Schäden durch kriegerische Ereignisse und terroristische Gewaltakte müssen gemäss Pariser Übereinkommen gar nicht versichert werden. In der Schweiz bleiben solche Schäden jedoch wie bisher mitversichert.

Die Versicherungsleistung wird einerseits durch den Schweizer Pool für die Versicherung von Nuklearrisiken abgedeckt, andererseits durch den Nuklearschadenfonds des Bundes. Die Prämien für den Nuklearschadensfonds des Bundes bezahlen allerdings auch die Inhaber der Kernanlagen jährlich an den Bund. Sie kommen somit vollumfänglich für sämtliche Versicherungsprämien auf.

Das Faktenblatt fasst die neue Kernenergiehaftung zusammen.

Die Kernenergiehaftpflicht ab Januar 2022

Die Grafik zeigt: Die Deckungssumme für Schäden aus Ereignissen in Kernanlagen sowie Transporten von Kernmaterialien wird gemäss neuem KHG von einer Milliarde Schweizer Franken auf insgesamt 1,5 Milliarden Euro erhöht. 

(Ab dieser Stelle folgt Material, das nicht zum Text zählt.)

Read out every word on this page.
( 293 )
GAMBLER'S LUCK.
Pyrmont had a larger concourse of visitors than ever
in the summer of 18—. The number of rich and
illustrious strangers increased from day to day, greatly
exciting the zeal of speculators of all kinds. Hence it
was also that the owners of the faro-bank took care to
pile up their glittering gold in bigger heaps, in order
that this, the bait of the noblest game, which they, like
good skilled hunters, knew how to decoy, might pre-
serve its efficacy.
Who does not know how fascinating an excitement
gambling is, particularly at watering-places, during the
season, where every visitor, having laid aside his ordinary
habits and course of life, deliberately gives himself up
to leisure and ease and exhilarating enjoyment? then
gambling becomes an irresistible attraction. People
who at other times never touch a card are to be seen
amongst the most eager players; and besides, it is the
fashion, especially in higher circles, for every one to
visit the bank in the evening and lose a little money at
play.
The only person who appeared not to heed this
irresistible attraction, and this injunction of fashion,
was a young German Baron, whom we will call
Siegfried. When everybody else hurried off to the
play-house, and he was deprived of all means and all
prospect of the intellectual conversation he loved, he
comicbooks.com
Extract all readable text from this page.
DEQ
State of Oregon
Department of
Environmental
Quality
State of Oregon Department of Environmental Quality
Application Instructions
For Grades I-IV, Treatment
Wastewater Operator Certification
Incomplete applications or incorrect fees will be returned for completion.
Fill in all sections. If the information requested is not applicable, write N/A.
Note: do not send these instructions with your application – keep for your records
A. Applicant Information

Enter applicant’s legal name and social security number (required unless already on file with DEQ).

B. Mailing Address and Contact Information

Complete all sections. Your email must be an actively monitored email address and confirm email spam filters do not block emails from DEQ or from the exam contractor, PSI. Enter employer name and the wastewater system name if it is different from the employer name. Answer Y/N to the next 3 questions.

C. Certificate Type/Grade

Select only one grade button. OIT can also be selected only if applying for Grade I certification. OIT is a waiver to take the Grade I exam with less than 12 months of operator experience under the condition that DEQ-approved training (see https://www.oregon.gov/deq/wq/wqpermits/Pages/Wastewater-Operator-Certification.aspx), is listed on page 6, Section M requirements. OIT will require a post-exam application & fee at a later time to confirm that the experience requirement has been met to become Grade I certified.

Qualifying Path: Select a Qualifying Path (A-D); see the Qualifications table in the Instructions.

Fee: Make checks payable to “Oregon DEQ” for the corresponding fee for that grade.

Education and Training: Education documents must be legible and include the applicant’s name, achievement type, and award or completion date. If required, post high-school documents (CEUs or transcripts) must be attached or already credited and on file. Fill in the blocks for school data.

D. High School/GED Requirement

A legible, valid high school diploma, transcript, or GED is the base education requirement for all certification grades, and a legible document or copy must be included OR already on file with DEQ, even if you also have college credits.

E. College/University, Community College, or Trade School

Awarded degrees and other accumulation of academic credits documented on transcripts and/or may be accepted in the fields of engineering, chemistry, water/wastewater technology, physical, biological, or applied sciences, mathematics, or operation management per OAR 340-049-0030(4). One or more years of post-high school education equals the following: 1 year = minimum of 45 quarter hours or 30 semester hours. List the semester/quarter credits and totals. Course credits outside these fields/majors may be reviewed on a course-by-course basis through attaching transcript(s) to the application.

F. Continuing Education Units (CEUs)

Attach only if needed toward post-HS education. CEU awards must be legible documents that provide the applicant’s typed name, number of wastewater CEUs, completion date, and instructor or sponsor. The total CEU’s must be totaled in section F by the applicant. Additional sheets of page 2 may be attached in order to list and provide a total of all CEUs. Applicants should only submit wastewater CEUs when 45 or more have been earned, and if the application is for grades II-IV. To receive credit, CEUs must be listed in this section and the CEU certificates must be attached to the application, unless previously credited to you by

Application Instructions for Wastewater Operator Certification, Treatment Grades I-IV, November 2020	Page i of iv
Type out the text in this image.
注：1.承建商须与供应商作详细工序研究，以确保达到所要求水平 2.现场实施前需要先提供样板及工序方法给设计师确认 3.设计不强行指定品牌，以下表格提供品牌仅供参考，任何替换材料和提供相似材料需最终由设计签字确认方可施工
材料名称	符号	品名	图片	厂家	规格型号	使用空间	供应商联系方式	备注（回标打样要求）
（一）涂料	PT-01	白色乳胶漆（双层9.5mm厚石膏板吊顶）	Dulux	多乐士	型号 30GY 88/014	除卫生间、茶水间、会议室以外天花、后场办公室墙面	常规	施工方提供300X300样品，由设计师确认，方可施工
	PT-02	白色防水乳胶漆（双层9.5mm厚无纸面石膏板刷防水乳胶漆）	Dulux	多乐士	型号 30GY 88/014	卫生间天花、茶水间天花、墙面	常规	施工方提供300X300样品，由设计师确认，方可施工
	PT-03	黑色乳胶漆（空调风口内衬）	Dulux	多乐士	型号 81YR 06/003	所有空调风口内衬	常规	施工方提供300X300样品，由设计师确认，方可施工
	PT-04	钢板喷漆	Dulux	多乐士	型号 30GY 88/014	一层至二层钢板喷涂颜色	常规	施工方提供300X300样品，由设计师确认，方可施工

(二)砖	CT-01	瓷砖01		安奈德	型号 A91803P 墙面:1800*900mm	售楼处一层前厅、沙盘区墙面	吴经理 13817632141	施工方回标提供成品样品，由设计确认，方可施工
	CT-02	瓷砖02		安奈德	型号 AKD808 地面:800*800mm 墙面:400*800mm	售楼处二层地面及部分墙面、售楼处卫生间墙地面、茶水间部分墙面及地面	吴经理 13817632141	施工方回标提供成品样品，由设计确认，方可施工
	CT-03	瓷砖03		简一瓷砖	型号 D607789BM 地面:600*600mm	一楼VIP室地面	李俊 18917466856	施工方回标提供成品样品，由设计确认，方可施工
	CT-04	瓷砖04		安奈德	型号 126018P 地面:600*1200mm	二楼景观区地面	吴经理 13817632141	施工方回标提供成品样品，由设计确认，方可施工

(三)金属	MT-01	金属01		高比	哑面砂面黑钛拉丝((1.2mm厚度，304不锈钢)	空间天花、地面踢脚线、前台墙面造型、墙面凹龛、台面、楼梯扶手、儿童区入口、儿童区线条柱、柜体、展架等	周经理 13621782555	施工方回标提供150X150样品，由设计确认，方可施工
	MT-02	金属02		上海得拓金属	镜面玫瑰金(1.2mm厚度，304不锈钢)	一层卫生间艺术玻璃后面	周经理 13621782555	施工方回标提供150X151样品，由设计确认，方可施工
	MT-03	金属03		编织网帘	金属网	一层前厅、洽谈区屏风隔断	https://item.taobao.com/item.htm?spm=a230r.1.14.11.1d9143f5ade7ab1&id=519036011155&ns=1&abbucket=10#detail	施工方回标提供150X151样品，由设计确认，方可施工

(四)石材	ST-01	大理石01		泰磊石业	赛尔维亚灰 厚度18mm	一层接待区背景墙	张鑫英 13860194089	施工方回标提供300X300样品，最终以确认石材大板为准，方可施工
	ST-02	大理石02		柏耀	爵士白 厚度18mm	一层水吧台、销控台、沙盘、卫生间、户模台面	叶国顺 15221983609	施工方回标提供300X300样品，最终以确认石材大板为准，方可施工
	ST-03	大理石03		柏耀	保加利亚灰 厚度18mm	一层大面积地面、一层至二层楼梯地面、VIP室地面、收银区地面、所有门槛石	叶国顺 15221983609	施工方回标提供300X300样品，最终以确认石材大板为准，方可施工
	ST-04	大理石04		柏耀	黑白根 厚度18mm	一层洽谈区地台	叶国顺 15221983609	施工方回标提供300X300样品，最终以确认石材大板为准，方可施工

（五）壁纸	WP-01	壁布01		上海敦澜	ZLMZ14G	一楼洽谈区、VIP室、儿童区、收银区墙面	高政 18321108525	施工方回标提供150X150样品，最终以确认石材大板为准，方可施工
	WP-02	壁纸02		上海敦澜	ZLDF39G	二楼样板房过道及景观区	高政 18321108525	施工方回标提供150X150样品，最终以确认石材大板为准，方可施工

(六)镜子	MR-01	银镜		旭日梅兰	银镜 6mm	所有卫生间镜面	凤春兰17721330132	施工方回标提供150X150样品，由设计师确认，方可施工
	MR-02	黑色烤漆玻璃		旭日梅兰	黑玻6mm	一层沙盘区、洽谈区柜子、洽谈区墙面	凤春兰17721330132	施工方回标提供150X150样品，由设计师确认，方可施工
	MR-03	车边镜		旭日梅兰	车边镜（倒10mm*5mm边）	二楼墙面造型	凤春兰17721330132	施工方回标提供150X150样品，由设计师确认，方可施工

Würde nun ein Schaden die versicherte Summe von 1,5 Milliarden Euro überschreiten, so haftet der Inhaber weiterhin mit seinem ganzen Vermögen für die von der Versicherung nicht abgedeckten Schäden – also auch über die 1,5 Milliarden Euro hinaus. Wäre die Schadensumme dann immer noch nicht ganz gedeckt, müsste der Bund eine Regelung treffen.

Revision der Kernenergiehaftpflichtverordnung

Damit das E-KHG umgesetzt werden konnte, musste die entsprechende Verordnung (KHV) dazu vorliegen. Sie konkretisiert die Bestimmungen im E-KHG  und legt unter anderem fest, wie die Deckung zwischen Privatversicherern (SPN) und dem Nuklearschadenfonds (Bund) aufgeteilt wird.

Im Rahmen der durch die Anpassung an die internationalen Abkommen ausgelösten Gesetzesänderungen wurde auch die Kernenergiehaftpflichtverordnung (KHV) revidiert und vom Bund am 25. März 2015 verabschiedet.